Barriers sealing old mines for safety

Mine caps are typically used to prevent access to old, abandoned mines. People, especially the young, like to explore their surroundings but may not fully understand the dangers inherent within, and surrounding, a mine.

== Reasons for mine capping ==
Cave-ins, poor air quality, wet slippery surfaces, etc. are real dangers when entering a mine, but even the surrounding area can be dangerous. Older mines may have been covered with logs or wooden beams with loose rock and soil over the top. These fail over time, creating sinkholes, that may not be visible on the surface, until enough weight collapses it.

== Law requirements ==
National and regional/local laws often dictate certain aspects in the capping process, such as allowances for bats to have access. The type of mine, water table, geology, etc. are all considered when choosing which type of cap will be used for a given mine entrance.

==Types==
=== Concrete caps ===
Concrete continues to be the preferred method for capping vertical shafts. Considerations can be made in the design to allow for an entrance to the mine, a steel door for humans, a slot for bats, a hole for airflow. The slab thickness can vary from as little as 15 centimetre (6 inches) to a few meter (several feet).

=== Expanding foam ===
Expanding foam is quickly replacing concrete for some vertical shafts, typically mines where an entrance for humans is no longer desired. This type of cap is sometimes referred to as a "Plug." Plugs usually have a taper to them, smaller on the bottom and wider on the top, like the cork on a wine bottle. Expanding foam plugs need to be quite thick, usually no less than 2 metre (6 feet) deep. Typically, loose rock and soil is placed over the top.

===Grates===
A steel grate may be used to cover the mine adit or shaft. This has the advantage of allowing mine gas to ventilate, water to drain from horizontal adits, and bats to traverse the grate.

=== Steel plates ===

Petherick Mine Cap (Horizontal Shaft), July, 2009

6 millimetre (1/4 inch) or thicker steel-plating is also used, on both horizontal and vertical shafts.
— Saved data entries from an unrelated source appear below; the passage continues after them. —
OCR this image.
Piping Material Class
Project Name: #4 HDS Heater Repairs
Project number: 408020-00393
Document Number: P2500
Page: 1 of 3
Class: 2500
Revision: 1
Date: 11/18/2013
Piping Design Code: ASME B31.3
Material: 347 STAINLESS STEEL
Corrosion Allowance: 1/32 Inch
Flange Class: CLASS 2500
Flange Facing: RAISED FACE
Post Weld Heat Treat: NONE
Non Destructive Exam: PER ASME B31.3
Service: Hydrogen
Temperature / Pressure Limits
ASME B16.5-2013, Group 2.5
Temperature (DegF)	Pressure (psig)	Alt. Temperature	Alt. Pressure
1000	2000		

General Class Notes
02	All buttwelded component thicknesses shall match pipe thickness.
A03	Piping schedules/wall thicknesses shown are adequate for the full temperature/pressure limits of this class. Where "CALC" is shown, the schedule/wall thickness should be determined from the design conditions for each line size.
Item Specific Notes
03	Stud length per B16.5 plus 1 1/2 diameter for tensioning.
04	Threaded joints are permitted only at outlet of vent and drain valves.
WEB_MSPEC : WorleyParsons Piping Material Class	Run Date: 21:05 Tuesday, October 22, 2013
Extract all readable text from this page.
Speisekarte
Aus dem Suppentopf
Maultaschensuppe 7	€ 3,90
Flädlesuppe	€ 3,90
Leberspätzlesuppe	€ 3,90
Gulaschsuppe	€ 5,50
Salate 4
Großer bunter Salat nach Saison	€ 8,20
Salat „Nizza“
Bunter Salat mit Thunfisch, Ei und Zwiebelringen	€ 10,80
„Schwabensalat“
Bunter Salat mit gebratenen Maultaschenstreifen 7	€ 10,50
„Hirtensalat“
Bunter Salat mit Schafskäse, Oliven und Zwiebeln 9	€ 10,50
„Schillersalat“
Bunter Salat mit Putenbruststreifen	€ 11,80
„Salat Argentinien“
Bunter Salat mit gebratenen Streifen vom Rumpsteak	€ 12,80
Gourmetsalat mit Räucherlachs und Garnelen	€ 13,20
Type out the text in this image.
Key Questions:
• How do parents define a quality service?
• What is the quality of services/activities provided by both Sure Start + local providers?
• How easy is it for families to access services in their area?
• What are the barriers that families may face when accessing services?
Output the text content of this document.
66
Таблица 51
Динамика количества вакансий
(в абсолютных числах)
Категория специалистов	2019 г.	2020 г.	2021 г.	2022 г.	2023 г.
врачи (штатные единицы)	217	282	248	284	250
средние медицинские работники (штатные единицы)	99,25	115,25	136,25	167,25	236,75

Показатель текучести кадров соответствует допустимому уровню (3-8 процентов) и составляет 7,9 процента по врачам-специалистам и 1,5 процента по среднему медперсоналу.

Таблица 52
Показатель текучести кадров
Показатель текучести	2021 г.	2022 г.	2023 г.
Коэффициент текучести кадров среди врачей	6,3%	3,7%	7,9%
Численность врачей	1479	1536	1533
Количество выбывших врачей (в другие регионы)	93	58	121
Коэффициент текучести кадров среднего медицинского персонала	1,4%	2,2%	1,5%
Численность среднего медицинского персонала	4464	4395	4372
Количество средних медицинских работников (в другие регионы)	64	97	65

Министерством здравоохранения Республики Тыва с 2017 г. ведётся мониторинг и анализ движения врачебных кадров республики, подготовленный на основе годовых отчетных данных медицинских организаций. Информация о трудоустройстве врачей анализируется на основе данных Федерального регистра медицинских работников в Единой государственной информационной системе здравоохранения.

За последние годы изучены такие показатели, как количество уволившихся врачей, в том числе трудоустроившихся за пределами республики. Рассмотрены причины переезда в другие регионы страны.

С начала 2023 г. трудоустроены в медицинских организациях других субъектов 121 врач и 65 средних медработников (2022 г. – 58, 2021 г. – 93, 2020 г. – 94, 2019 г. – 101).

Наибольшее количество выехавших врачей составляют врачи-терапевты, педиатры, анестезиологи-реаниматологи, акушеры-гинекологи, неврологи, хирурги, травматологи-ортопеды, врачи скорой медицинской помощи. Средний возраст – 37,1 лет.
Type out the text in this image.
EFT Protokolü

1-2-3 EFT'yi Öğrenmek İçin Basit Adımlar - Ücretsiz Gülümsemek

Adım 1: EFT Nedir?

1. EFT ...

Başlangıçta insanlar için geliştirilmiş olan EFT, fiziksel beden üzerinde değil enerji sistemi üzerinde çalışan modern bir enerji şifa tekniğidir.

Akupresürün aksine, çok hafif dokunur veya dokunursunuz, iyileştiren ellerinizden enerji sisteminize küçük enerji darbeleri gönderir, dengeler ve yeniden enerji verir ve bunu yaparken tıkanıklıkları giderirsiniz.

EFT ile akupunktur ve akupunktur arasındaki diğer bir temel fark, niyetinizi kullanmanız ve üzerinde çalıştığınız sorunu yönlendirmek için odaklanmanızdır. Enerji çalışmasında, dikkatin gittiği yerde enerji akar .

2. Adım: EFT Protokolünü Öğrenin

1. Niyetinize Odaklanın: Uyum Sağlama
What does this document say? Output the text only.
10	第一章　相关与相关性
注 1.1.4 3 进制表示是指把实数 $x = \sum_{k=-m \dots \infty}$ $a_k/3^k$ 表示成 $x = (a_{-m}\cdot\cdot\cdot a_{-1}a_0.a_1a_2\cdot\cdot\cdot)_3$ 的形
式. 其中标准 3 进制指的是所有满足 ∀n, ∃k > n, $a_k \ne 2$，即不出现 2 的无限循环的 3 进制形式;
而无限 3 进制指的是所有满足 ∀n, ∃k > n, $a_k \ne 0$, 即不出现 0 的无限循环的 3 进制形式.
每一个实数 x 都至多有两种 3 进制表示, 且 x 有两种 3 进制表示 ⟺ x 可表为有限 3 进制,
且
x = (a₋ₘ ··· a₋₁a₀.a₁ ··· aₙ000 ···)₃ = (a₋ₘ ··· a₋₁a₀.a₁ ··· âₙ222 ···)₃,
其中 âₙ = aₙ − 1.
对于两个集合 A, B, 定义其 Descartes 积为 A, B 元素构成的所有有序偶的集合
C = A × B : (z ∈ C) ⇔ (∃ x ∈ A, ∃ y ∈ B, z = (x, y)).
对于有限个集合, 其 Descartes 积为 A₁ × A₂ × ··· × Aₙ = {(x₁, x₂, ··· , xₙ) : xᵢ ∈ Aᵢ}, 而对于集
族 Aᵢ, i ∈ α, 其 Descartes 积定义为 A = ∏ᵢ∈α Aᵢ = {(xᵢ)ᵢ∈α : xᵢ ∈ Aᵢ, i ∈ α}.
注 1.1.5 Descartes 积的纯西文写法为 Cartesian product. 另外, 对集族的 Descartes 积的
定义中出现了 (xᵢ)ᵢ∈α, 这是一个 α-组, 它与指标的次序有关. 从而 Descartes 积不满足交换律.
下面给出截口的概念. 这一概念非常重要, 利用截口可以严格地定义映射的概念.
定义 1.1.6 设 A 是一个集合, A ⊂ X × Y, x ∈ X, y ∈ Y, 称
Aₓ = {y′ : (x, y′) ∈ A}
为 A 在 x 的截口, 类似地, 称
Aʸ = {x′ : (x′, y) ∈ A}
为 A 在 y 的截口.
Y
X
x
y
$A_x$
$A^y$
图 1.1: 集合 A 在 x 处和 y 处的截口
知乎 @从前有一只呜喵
These allow for easier customization than concrete, cutting access holes in steel is far easier than building the concrete forms necessary for the same result. This type of cap is used where easy access is a necessity.

The photo at right is of a 1/4-inch steel-plating cap at the entrance to a horizontal shaft at the Petherick Mine, located in Keweenaw County, Michigan. The slot cut near the top of the plate allows bats to enter and exit.